Top 5 Most Curious Insurance Policies
Some contests are so outrageous that there’s a good chance no one will win. The sponsors, however, play it safe with an insurance policy—just in case. According to Bankrate.com, whiskey company Cutty Sark purchased insurance for a promotion that offered 1 million British pounds sterling for the capture of “Nessie,” the Loch Ness monster. Nobody won the prize. In 2010, a jeweler in Wilmington, North Carolina, pledged to issue refunds on all sales between Nov. 26 and Dec. 11 if 3 inches of snow or more fell at the Asheville, North Carolina, airport on Christmas Day. Sales during the period totaled $500,000. About 8 inches of snow fell, and the jeweler used a weather-contingent insurance policy to back his promise, Bankrate.com explains.
4 Alien Abduction and Paranormal Coverage
So many people believe in aliens that they’re willing to purchase insurance in the event of an alien abduction.
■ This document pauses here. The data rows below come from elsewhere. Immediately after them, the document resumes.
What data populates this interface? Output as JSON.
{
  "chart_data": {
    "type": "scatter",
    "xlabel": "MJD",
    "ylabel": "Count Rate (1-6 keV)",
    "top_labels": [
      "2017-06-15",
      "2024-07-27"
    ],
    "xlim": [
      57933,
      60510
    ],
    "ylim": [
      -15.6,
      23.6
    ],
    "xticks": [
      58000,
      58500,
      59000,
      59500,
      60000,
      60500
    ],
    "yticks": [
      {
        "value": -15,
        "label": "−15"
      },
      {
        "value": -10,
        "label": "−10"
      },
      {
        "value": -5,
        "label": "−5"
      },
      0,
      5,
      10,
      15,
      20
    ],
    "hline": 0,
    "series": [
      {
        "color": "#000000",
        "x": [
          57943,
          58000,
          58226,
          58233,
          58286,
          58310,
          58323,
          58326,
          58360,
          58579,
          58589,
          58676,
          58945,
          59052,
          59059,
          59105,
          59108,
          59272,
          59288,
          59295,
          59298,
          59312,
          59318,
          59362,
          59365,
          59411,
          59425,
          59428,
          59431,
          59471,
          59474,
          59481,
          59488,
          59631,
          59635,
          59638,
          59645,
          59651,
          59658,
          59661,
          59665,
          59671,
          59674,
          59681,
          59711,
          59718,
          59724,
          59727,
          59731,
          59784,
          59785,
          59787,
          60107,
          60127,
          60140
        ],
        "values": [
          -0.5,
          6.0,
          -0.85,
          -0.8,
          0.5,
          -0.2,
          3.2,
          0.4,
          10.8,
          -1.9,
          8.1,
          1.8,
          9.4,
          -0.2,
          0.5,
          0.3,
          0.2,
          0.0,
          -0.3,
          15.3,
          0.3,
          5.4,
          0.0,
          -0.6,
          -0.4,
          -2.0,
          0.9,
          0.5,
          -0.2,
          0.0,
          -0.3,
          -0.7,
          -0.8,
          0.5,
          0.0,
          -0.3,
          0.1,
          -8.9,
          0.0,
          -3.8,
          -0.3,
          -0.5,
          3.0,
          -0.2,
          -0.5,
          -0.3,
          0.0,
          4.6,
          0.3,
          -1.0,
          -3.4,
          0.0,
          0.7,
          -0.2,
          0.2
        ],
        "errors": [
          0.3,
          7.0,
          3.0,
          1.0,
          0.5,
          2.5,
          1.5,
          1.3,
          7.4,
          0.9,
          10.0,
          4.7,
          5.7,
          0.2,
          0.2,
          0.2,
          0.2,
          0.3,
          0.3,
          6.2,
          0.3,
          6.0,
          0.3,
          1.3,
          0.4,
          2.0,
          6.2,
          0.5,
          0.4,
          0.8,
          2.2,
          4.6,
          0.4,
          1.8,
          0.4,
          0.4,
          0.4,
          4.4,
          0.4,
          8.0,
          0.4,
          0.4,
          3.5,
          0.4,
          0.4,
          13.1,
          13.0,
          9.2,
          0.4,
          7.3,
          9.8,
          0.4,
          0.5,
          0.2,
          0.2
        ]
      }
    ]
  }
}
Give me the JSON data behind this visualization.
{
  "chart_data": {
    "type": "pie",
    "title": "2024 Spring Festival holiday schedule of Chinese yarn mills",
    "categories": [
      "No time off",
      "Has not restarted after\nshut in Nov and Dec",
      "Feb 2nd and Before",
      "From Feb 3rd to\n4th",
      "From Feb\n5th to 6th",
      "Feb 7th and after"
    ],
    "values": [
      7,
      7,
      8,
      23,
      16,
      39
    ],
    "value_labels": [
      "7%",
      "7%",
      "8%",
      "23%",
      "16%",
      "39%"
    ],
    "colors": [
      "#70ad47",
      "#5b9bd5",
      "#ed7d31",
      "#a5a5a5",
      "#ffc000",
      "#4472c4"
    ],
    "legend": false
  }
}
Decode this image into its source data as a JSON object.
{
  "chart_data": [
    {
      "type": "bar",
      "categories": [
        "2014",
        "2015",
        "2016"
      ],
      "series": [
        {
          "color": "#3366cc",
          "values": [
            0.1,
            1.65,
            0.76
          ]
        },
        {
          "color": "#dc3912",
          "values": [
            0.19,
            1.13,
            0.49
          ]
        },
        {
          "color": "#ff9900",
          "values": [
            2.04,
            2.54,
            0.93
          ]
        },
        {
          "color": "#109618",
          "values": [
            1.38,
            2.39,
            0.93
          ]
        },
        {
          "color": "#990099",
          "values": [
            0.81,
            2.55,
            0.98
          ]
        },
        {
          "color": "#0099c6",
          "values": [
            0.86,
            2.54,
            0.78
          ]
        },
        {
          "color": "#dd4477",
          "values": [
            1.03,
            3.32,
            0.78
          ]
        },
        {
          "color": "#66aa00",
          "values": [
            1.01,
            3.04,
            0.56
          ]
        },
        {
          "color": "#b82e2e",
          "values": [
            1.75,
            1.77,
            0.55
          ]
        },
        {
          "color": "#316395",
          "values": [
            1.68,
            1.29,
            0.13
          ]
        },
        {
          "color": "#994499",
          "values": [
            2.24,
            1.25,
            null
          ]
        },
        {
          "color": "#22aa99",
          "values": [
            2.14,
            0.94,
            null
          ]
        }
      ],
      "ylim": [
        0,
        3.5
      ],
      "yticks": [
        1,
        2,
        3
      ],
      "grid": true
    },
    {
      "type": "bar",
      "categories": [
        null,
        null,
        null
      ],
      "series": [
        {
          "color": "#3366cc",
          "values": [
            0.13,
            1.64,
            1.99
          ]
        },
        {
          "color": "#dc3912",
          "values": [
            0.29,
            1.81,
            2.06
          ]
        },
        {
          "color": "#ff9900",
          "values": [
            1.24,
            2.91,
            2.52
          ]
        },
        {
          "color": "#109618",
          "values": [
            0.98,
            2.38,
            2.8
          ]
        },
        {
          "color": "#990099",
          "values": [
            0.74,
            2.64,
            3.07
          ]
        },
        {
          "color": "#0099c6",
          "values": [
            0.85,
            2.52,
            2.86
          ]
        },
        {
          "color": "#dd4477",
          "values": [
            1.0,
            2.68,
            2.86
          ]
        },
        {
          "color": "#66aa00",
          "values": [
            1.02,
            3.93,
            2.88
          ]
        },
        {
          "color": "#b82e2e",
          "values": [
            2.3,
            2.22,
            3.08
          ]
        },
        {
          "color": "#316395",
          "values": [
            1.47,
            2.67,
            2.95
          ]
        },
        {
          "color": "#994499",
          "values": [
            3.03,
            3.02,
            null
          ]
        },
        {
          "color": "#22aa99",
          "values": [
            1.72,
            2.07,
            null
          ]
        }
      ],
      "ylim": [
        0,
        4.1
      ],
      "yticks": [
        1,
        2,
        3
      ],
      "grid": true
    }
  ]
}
Claims could pay victims between $150 and $1.5 million, depending on the policy, according to the site Property Casualty 360°. The site also reports that three sisters in Scotland were insured against the possibility of a virgin birth in the event of the return of Jesus Christ. Lloyd’s of London sells policies to those who fear a zombie, vampire or werewolf attack. However, details are not available about the payout for actually becoming a zombie, vampire or werewolf after the said attack.
3 Body Part Coverage
You have to protect your money maker. It’s not news that celebrities (or their sponsors) insure parts of their bodies. According to “Forbes,” Australian cricket player Merv Hughes insured his mustache in the 1980s for about $400,000. In the 1920s, actor Ben Turpin would have received a payout of $20,000 if his eyes ever uncrossed. Bankrate.com shares that epicureans also insure their most valuable assets. For example, Ilja Gort, a Dutch winemaker, insured his nose for $8 million. In 2009, coffee taster Gennaro Pelliccia insured his tongue for $14 million.
2 Wedding Coverage
It’s not uncommon for people to insure events. Today, such events include weddings, which have an average cost of $29,000 in the United States, according to Bankrate.com. In addition to offering its traditional wedding coverage for items like nonrefundable expenses, insurance company Fireman’s Fund offers a “change of heart” rider if someone gets cold feet 180 days before the wedding. The policy helps pay for the share of the wedding costs of the “innocent party financiers” (aka parents) and the cost of professional counseling services.
1 Spaceship Insurance
If you think that your car insurance is expensive, imagine Sir Richard Branson’s premium for SpaceShipOne. According to Bankrate.com, the craft had a $100 million liability policy from Lloyd’s of London. Lloyd’s also insures earthbound individuals against injury caused by debris from a disintegrating satellite, and insures businesses against “space weather”—magnetic storms in space—that disrupts power on earth.